A natural consequence of managers not participating in risk assessment is the emphasis on nonproduct issues. Often risk managers will focus on issues they understand. These include public relations, process, meetings, micromanagement, mission statements, community relations, politics and economics. How can risk be the focus of risk management if the manager isn't knowledgeable about how management activities will influence risk?
Although the examples given earlier may be informative, it would be a vast oversimplification to suggest that their outcomes were solely determined by linking or failing to link risk assessment with risk management. Nevertheless, they tend to suggest that research is warranted before we understand the limits of the NRC recommendation for separating risk management from risk assessment. Under some circumstances, the most effective risk management may require mending the schism between assessment and management.
NOTES
* Dr. Sedman received his Ph.D. (pharmacology/toxicology) from the University of Iowa. He has over ten years of experience cleaning up hazardous waste sites and assessing hazardous waste treatment technology.

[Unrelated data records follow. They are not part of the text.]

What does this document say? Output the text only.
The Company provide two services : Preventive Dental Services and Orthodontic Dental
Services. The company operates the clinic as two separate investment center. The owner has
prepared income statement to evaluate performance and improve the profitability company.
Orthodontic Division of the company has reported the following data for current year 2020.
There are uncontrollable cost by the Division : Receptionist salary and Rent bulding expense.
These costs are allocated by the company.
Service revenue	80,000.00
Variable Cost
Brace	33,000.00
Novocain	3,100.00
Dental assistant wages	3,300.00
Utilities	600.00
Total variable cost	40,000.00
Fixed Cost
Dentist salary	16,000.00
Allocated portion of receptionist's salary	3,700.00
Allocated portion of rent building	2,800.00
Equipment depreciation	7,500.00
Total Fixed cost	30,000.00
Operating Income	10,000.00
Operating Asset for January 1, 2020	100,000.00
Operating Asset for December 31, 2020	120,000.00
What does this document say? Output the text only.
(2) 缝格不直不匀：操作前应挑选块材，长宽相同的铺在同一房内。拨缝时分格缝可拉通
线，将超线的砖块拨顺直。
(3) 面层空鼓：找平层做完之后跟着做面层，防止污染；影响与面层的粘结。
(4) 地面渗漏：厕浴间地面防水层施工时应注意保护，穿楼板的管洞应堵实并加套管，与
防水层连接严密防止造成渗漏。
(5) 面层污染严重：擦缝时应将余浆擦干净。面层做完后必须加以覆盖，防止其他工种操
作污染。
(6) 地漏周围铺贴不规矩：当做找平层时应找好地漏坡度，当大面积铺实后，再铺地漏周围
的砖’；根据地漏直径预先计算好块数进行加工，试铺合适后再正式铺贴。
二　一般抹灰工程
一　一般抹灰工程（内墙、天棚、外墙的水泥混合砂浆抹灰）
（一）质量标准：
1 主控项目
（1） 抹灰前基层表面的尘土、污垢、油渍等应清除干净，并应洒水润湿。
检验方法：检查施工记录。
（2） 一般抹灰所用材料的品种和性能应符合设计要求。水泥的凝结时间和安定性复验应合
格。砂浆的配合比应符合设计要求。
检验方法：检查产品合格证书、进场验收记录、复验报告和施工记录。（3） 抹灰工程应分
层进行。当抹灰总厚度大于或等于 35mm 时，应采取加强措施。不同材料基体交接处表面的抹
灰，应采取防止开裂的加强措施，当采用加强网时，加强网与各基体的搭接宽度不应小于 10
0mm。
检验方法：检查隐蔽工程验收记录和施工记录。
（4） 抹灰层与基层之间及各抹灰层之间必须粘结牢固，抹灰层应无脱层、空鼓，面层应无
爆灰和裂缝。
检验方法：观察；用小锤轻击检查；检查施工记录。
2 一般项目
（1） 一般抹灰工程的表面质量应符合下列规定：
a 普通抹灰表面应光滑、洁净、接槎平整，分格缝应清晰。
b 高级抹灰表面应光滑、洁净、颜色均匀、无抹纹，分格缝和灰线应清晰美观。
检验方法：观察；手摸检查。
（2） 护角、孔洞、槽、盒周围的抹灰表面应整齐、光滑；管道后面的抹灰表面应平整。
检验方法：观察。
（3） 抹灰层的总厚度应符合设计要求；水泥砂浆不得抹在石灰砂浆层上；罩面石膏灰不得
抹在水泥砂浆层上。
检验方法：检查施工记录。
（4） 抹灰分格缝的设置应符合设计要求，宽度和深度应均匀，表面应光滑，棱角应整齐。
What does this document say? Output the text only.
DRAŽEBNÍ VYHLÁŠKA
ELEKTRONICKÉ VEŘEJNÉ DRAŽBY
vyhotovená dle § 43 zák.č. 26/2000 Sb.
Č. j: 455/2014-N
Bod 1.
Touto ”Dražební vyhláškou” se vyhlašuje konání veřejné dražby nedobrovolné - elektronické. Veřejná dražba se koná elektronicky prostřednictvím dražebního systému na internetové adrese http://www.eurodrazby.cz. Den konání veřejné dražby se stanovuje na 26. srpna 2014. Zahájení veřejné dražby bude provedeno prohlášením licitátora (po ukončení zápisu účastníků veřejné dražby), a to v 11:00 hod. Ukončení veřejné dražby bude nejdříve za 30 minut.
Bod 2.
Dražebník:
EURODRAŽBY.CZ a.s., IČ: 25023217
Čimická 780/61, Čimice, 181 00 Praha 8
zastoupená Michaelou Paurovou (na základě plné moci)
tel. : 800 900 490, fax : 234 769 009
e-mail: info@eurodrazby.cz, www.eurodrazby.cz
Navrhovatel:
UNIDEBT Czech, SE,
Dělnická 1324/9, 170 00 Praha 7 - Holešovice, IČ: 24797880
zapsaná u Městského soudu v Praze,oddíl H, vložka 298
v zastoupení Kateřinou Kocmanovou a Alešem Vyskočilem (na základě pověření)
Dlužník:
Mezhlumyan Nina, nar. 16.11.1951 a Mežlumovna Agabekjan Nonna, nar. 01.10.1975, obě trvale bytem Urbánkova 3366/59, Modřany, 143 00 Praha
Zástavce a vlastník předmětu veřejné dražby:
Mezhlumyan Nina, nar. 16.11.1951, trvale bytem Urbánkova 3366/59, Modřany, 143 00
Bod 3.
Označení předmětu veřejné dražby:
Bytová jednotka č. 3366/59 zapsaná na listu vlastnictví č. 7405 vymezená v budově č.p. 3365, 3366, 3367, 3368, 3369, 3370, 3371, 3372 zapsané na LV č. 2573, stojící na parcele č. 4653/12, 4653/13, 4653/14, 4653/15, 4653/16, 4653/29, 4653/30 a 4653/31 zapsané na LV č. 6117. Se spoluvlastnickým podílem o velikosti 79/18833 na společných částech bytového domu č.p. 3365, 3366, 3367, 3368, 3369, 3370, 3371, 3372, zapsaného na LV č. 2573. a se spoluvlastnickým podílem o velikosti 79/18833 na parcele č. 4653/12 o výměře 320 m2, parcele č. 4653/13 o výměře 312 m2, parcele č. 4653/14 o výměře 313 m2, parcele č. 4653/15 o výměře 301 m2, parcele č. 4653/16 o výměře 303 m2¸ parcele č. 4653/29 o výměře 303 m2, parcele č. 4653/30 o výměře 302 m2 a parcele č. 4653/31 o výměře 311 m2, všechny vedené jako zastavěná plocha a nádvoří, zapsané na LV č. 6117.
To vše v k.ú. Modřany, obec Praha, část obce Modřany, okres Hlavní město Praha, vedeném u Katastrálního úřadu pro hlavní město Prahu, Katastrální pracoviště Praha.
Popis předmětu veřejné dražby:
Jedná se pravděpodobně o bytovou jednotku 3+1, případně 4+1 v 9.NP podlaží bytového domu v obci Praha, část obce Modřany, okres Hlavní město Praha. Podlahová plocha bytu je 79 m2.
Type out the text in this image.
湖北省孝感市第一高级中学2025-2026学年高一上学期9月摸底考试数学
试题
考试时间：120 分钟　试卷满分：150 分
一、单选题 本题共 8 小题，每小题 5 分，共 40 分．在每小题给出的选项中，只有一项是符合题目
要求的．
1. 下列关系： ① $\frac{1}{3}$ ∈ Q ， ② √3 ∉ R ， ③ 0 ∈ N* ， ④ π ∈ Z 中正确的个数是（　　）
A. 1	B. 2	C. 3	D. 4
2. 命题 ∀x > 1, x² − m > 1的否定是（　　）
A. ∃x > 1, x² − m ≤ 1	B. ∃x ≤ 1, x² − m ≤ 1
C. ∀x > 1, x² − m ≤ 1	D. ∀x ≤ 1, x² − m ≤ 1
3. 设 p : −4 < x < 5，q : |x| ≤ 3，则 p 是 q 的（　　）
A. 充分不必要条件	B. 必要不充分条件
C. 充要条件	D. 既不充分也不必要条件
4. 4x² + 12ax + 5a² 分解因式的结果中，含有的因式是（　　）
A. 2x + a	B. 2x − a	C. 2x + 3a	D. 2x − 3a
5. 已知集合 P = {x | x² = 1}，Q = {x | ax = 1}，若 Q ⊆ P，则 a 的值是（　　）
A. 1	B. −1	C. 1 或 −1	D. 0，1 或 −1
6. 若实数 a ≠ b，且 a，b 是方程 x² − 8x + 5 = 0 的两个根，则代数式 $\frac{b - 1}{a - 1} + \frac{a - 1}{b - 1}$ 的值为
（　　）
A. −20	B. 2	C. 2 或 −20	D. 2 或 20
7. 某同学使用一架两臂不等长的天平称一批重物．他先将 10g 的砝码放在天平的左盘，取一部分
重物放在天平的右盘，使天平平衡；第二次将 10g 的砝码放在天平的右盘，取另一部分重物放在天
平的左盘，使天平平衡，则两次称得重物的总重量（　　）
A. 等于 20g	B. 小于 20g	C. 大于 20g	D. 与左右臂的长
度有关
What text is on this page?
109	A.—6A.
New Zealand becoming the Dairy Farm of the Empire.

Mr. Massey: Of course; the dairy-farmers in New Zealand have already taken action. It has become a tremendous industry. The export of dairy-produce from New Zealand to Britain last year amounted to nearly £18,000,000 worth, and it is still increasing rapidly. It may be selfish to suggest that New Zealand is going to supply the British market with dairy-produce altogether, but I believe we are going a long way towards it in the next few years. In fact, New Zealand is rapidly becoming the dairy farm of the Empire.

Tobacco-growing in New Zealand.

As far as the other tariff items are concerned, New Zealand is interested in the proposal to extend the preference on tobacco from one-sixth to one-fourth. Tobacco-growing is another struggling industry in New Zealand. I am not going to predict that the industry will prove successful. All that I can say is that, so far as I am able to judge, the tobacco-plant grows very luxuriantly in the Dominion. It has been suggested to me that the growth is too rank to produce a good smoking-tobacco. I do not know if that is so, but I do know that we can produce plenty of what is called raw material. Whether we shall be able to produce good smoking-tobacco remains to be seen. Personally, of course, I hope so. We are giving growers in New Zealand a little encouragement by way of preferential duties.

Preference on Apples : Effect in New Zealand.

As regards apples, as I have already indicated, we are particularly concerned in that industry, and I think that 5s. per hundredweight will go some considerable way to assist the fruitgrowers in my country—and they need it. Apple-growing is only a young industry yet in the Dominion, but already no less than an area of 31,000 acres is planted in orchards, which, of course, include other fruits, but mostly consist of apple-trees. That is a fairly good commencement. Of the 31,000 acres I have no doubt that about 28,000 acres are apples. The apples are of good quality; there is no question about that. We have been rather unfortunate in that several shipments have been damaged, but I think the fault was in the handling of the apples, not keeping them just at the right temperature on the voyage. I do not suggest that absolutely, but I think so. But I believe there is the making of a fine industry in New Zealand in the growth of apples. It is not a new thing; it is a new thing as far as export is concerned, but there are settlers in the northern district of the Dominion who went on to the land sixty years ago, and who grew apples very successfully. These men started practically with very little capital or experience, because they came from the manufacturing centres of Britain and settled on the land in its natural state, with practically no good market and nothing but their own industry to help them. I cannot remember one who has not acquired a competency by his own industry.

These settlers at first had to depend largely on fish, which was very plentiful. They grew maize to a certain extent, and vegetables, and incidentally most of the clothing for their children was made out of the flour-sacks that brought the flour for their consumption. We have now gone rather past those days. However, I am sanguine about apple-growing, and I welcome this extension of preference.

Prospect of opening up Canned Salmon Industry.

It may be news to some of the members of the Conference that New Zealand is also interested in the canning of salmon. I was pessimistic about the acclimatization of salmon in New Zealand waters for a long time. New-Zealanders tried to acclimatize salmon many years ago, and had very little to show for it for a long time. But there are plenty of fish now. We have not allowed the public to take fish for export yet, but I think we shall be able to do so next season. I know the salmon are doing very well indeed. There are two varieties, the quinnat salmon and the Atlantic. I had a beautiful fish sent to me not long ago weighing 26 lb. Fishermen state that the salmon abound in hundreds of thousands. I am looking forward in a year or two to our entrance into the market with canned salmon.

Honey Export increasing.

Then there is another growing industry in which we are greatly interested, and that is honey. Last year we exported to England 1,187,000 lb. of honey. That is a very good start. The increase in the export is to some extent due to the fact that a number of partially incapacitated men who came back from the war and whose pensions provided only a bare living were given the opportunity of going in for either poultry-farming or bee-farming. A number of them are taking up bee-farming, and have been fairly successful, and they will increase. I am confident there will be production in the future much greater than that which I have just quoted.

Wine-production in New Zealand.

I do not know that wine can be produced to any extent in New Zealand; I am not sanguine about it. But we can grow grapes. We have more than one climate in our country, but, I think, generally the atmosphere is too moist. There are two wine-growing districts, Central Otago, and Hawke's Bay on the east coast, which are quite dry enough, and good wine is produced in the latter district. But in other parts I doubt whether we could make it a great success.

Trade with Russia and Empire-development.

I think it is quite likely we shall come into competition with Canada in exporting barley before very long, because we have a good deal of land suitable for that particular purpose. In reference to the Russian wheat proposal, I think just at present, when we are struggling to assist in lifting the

Mr. Hadley has degrees in biochemistry and civil engineering from the University of California, Davis. He is also experienced in hazardous waste site evaluation, remediation and risk assessment.
1 COMMISSION ON LIFE SCIENCES, NATIONAL RESEARCH COUNCIL, RISK ASSESSMENT IN THE FEDERAL GOVERNMENT: MANAGING THE PROCESS (1983).
2 Id. at 152.
3 Halina S. Brown & Robert Goble, The Role of Scientists in Risk Assessment, 1 RISK 283, 307 (1990).
4 Id.
5 NEIL SHEEHAN, A BRIGHT SHINING LIE: JOHN PAUL VANN AND AMERICA IN VIETNAM (1988); DAVID H. HACKWORTH, ABOUT FACE, THE ODYSSEY OF AN AMERICAN WARRIOR (1989).
6 Fixing NASA, Time, June 9, 1986, at 14. See also, William R. Freudenburg, Nothing Recedes Like Success? Risk Analysis and the Organizational Amplifications of Risk, 3 RISK 1, 12-14 (1992).
7 DAVID MCCULLOUGH, THE PATH BETWEEN THE SEAS: THE CREATION OF THE PANAMA CANAL (1977).
8 See, e.g., DAVID HALBERSTAM, THE RECKONING (1986).